The logical epilogue to the Pentateuch should be the book of Joshua, but I’m going to skip over that to the book of Judges. Sure, Joshua perfectly closes out the Exodus like html tags, with a lesser parting of water for the Israelites to cross over on dry ground (Joshua 3:14-17), and Joshua’s encounter with the Lord outside Jericho (Joshua 5:13-15) corresponds to Moses and the burning bush. Judges, however, is the book I would argue has the most similarity to the books of Moses, particularly Genesis. Since both books depict a lawless period, one before the Law was given, the other at a time when it has been largely abandoned, I could go so far as to say Judges could have originated as an alternative to Genesis, so much so that I would call it “Genesis Gone Wrong.”
Specifically, Judges appears to call to mind the accounts of Abraham and Lot in Genesis 18 and 19. Just as the angels visited the Patriarch Abram near the great trees of Mamre, the angel of the Lord comes to Gideon under an oak in Ophrah (Judges 6:11). Both Abram and Gideon use the phrase “If I have found favor in your eyes” (Genesis 18:3, Judges 6:17) before offering him a sacrificially acceptable meal. Lastly, just as Abram tests God’s patience by repeatedly begging him to spare Sodom with increasingly fewer conditions, so Gideon increasingly raises the conditions of his testing, practically quoting Abram in the process (“Do not be angry with me. Let me make just one more request.” Judges 6:39). From there the parallels diverge, Gideon goes on to defeat Midian while the hospitality narrative that follows immediately in Genesis doesn’t appear until later in the book of Judges.

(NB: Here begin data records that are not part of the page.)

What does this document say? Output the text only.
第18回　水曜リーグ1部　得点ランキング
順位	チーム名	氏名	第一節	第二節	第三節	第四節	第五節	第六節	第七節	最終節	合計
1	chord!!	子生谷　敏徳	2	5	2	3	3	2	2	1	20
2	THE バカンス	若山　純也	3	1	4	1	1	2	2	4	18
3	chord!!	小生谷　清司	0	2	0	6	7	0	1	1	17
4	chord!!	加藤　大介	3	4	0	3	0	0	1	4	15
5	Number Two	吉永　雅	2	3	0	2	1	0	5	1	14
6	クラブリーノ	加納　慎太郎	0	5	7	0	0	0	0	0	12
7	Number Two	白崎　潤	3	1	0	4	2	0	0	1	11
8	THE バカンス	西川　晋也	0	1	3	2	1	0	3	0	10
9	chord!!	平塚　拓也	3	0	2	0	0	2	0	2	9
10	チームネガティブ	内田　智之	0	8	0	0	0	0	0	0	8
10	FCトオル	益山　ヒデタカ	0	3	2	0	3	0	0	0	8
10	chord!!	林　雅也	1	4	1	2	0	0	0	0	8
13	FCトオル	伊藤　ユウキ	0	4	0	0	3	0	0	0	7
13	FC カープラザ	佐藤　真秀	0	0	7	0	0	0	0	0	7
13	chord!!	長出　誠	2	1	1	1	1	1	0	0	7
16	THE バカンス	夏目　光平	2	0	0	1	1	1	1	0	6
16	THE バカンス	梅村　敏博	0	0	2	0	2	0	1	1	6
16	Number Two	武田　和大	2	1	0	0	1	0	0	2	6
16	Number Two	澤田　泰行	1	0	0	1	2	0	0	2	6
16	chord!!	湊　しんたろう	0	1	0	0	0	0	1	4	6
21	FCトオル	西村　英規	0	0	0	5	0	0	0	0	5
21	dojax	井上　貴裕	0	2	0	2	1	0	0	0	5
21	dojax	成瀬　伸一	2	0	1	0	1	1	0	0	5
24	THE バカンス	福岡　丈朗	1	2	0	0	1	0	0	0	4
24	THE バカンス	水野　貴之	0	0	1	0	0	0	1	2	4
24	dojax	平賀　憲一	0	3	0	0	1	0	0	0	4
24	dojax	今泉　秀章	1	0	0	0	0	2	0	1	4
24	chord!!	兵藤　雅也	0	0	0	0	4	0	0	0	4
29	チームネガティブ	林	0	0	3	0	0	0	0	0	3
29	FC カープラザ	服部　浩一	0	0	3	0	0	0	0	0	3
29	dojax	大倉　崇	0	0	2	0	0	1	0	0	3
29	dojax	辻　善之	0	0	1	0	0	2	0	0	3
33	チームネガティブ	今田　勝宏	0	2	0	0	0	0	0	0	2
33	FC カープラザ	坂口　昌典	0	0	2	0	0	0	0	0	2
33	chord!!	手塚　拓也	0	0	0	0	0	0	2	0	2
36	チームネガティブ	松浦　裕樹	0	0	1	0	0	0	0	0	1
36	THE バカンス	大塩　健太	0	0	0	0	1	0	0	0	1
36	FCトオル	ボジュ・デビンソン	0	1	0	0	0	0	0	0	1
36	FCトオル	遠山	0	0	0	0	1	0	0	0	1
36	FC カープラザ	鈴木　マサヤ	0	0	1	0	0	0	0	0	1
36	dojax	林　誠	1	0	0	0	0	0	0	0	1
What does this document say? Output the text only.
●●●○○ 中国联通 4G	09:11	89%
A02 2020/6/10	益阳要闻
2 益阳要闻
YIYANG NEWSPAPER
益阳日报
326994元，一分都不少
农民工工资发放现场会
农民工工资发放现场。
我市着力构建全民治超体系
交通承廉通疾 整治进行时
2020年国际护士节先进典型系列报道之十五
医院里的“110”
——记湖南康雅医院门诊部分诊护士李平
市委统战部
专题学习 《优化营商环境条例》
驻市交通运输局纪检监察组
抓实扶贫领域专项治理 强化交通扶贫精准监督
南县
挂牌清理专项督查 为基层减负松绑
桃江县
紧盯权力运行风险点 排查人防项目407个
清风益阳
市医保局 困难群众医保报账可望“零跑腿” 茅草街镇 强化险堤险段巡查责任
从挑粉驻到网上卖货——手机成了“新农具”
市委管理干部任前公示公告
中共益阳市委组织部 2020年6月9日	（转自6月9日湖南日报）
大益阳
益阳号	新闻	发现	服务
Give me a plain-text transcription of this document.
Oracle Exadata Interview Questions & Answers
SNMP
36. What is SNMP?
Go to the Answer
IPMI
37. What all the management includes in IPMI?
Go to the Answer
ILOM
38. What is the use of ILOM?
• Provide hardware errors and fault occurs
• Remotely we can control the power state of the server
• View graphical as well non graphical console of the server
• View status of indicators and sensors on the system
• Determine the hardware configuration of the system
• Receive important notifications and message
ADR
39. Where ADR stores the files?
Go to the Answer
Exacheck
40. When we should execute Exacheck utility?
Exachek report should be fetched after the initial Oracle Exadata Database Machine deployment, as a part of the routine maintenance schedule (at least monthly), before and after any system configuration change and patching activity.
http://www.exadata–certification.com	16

Before that, however, we do resume with parallels to the sons of Abraham. Similar to Ishmael, the son of a foreign bondwoman driven out of his home, Jephthah the son of a prostitute is driven away by his brothers (Judges 11:1-3). In contrast to Isaac, however, Jephthah vows to offer a burnt offering to YHWH and tragically follows this sacrifice through with his own daughter (Judges 11:30-39); sadly, there is no deus ex machina or ram caught in the thicket here.
The parallels are then interrupted by the account of Samson, but resume again in Chapter 19, which corresponds to the same chapter of Genesis. Here we find a hospitality narrative that seems to bridge the differences between Lot in Sodom and Baucis and Philemon from Ovid’s Metamorphoses. While this story lacks the two gods, it contains similarities to Ovid not found in Genesis. Although the pair of angels effortlessly find Lot and thus a place to stay, the Levite and his concubine in Judges are not so fortunate. Like Ovid’s Zeus and Apollo (“a thousand houses they approached looking for rest, a thousand houses were locked and bolted. But one received them.” Metamorphoses Book VIII), they sit in the city square but nobody will take them in for the night, except for an old man. What happens next is nearly verbatim from the Genesis story, some wicked men of the city surround the house and demand to sexually violate the visitor. Like Lot, the owner offers the mob his virgin daughter, but the men wouldn’t listen. Unlike Lot, however, the Levite does send out his concubine, who is then horribly raped to death.
Even though in the narrative’s chronology the Law has already been given, the Judges seem completely unaware of it. Ironically, the Patriarchs precede the giving of the Law yet the inhabitants of Genesis seem to follow it intuitively. While much of the same questionable morality like human sacrifice permeates both books, apologists have a much easier time addressing these moral lapses in Genesis than in Judges. Divine intervention in the binding of Isaac makes for good Sunday school material, while the difficult story of Jephthah is rarely mentioned in church, if at all.
Although not a “lawbook” like the other four books in the Torah, when weighed against the parallels of the Judges it becomes clear why Genesis is still very much a book of the Law. The book of Judges is as lawless as the judges themselves, and they seem to only teach us by bad example. Obviously the Samaritans ignored everything after the Pentateuch, but curiously the Jewish scholars seem to have forgotten most of them except Samson in their subsequent literature, like the Talmud. This trend continues not just into the New Testament (except for a passing reference in Hebrews 11:32), but also into every other faith tradition that borrowed heavily from the Patriarchs, from Islam to Baha’i and Mormonism. I think that’s a great loss for them, as the book of Judges serves as an interpretive key of sorts to some of the difficult passages of Genesis. The sex-obsessed Talmudic interpretation of Sodom and Gomorrah which is so prevalent today, for instance, isn’t quite as convincing when read through the lens of the Levite and his concubine.